Catarina permaneceu com a família por mais alguns dias. Ao regressar a Criciúma, no dia 11 de abril de 2003, foi a sua vez de se apresentar diante do juiz de Direito para a oitiva. Nesse dia, Ingrid e Catarina relataram que não tiveram problemas de adaptação e que sentiam um carinho mútuo. Catarina afirmou que não tinha dúvida sobre a sua adoção, acrescentando, ainda, que a única dificuldade encontrada no relacionamento se devia ao idioma. Nesse mesmo dia, foi decretada a sua adoção e dias depois, mãe e filha partiam rumo ao subcontinente norte-americano, onde encontrariam Amanda e James, a nova família de Catarina.

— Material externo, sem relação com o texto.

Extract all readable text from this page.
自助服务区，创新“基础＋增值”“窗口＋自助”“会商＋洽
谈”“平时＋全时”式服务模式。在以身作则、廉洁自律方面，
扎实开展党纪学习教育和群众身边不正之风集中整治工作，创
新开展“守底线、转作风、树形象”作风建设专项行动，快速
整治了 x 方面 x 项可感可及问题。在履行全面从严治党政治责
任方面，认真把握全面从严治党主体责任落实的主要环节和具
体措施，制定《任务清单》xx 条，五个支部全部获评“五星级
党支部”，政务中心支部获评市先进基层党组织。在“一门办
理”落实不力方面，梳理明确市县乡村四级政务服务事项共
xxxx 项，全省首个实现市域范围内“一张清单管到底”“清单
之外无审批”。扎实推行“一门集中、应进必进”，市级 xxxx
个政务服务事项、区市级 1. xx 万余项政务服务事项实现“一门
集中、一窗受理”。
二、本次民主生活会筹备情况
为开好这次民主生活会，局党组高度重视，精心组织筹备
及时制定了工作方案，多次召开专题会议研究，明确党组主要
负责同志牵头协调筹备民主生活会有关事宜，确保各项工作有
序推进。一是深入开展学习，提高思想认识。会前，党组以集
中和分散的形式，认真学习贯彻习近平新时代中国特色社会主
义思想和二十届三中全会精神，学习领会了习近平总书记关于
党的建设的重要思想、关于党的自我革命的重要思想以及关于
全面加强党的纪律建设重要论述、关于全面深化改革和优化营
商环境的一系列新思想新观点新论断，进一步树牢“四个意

Catarina, uma adolescente de 17 anos, consentiu com a sua adoção, conforme o Artigo 45 do Estatuto, diante do juiz e do promotor público. Bárbara, 15 anos, também consentiu com a sua adoção; no entanto, dias depois se arrependeu. Uma nova oitiva foi realizada, resultando na desistência da adolescente em relação a ser adotada. A opinião de cada uma das adolescentes foi considerada: Catarina partiu para o estrangeiro, Bárbara voltou para o abrigo.

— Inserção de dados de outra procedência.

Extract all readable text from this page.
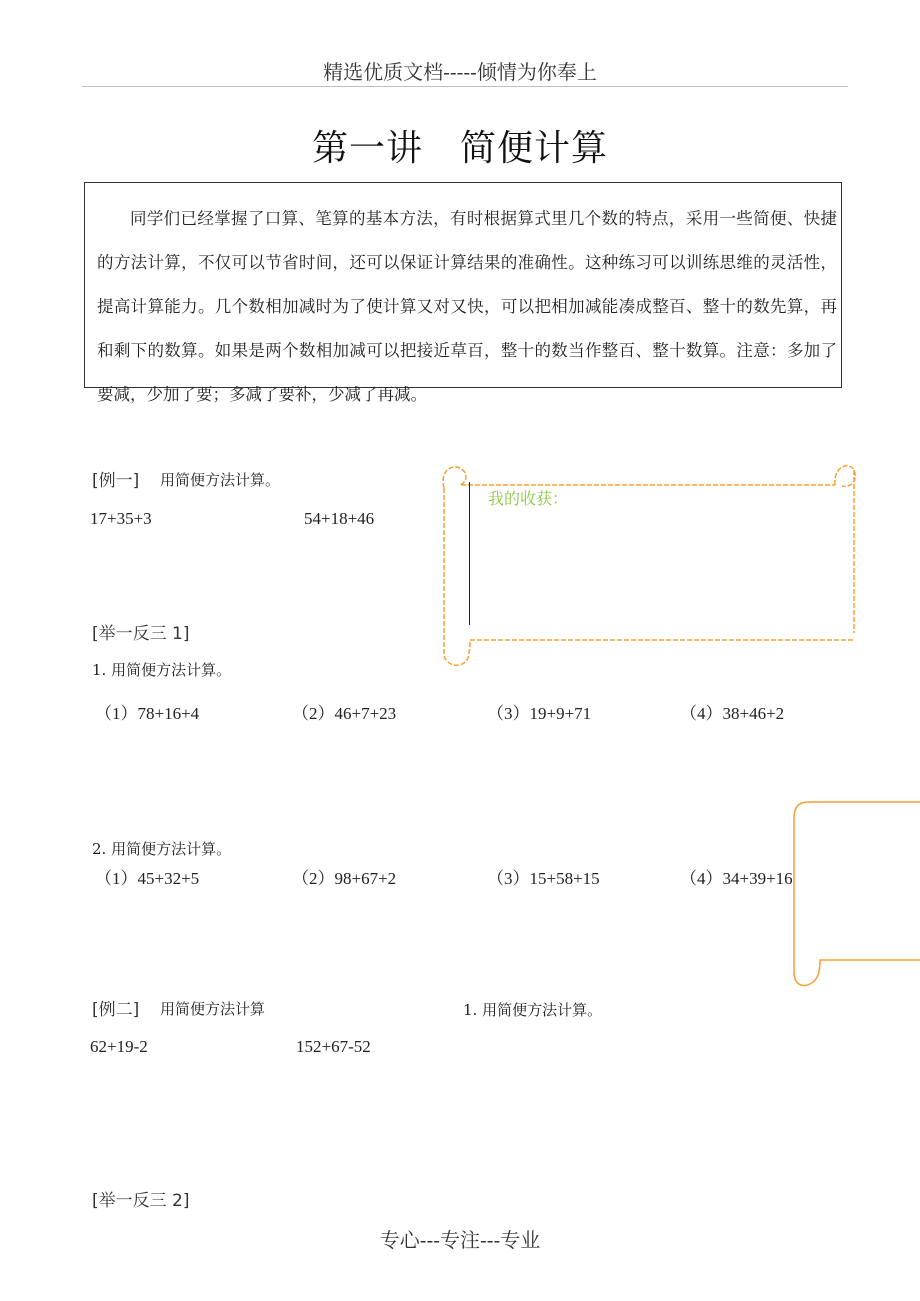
精选优质文档-----倾情为你奉上
第一讲　简便计算
同学们已经掌握了口算、笔算的基本方法，有时根据算式里几个数的特点，采用一些简便、快捷的方法计算，不仅可以节省时间，还可以保证计算结果的准确性。这种练习可以训练思维的灵活性，提高计算能力。几个数相加减时为了使计算又对又快，可以把相加减能凑成整百、整十的数先算，再和剩下的数算。如果是两个数相加减可以把接近草百，整十的数当作整百、整十数算。注意：多加了要减，少加了要；多减了要补，少减了再减。
[例一] 用简便方法计算。
17+35+3	54+18+46
我的收获：
[举一反三 1]
1. 用简便方法计算。
（1）78+16+4	（2）46+7+23	（3）19+9+71	（4）38+46+2
2. 用简便方法计算。
（1）45+32+5	（2）98+67+2	（3）15+58+15	（4）34+39+16
[例二] 用简便方法计算	1. 用简便方法计算。
62+19-2	152+67-52
[举一反三 2]
专心---专注---专业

Assim como Catarina e Bárbara, outros adolescentes foram escutados de maneira oficial pelo juiz da Vara da Infância. Beatriz, Daniel, Andrea e Renato tiveram o foco de sua oitiva pautado no direito à convivência familiar, ou seja, foram ouvidos sobre a probabilidade de regresso à família consanguínea e, em caso de impossibilidade, sobre o encaminhamento a uma família substituta.

Camila Andiroba, 12 anos, e Daniel Imbuía, 9 anos, compartilharam algumas semelhanças em suas trajetórias. Ambos foram abrigados, tiveram seus irmãos adotados enquanto eles entravam e saíam dos abrigos, inclusive por meio de fugas. Apesar desses pontos convergentes, os dois vivenciaram uma diferença fundamental durante suas oitivas. Enquanto Camila afirmou para o juiz, em janeiro de 2000, que, “se pudesse escolher, gostaria de ficar com suas irmãs que já foram adotadas e que moram em outra cidade”16, Daniel afirmara, em agosto do mesmo ano, que gostaria de voltar a viver com sua família consanguínea17.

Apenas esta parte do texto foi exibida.